The new batteries were developed by assistant professor Yi Cui and colleagues at Stanford University's Department of Materials Science and Engineering.The researchers believe the technology can be commercialized within several years.
"It's not a small improvement," Cui said. "It's a revolutionary development."
Citing a research paper they wrote, published in Nature Nanotechnology, Cui said the increased battery capacity was made possible though a new type of anode that utilizes silicon nanowires. Traditional lithium ion batteries use graphite as the anode. This limits the amount of lithium--which holds the charge--that can be held in the anode, and it therefore limits battery life.
Silicon anodes have the "the highest theoretical charge capacity" according to Ciu's paper, but they expand when charging and shrink during use: a cycle that causes the silicon to be pulverized, degrading the performance of the battery. For 30 years, this dead end stumped researchers, who poured their battery life-extending energy into improving graphite-based anodes.
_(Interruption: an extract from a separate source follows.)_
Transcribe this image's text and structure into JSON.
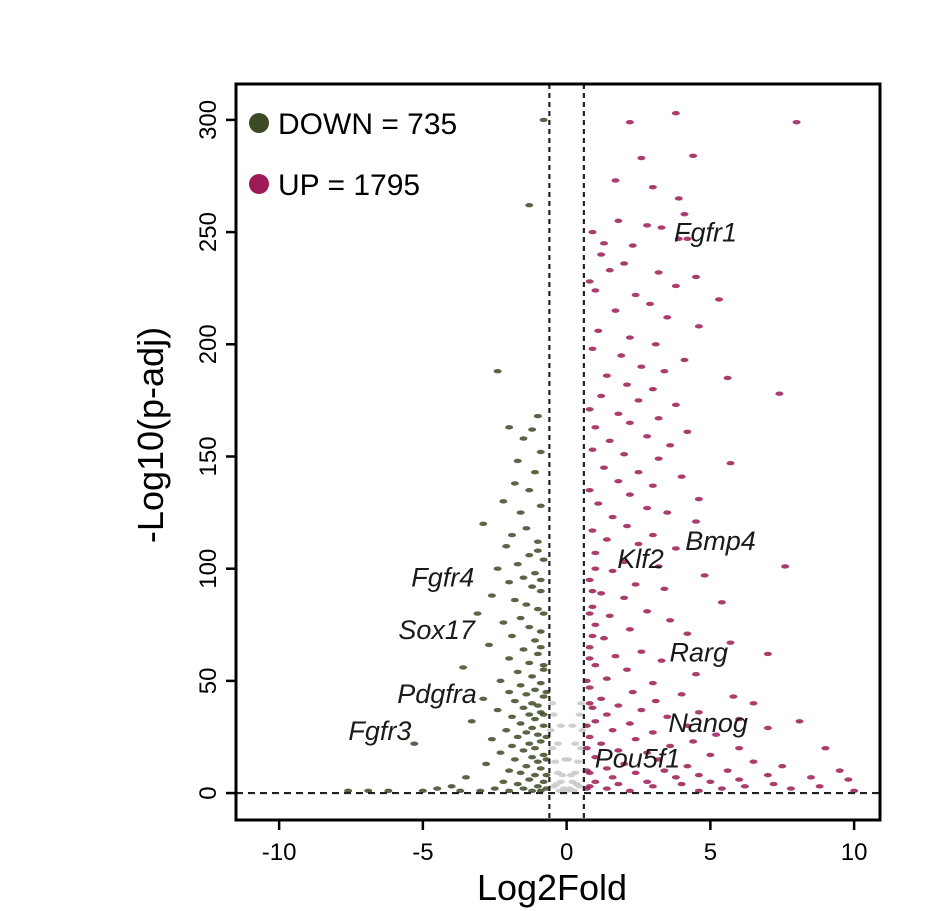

Cui and his colleagues looked at this old problem and overcame it by constructing a new type of silicon nanowire anode. In Cui's anode, the lithium is stored in a forest of tiny silicon nanowires, each with a diameter that is a thousandth of the thickness of a sheet of paper. The nanowires inflate to four times their normal size as they soak up lithium, but unlike previous silicon anodes, they do not fracture.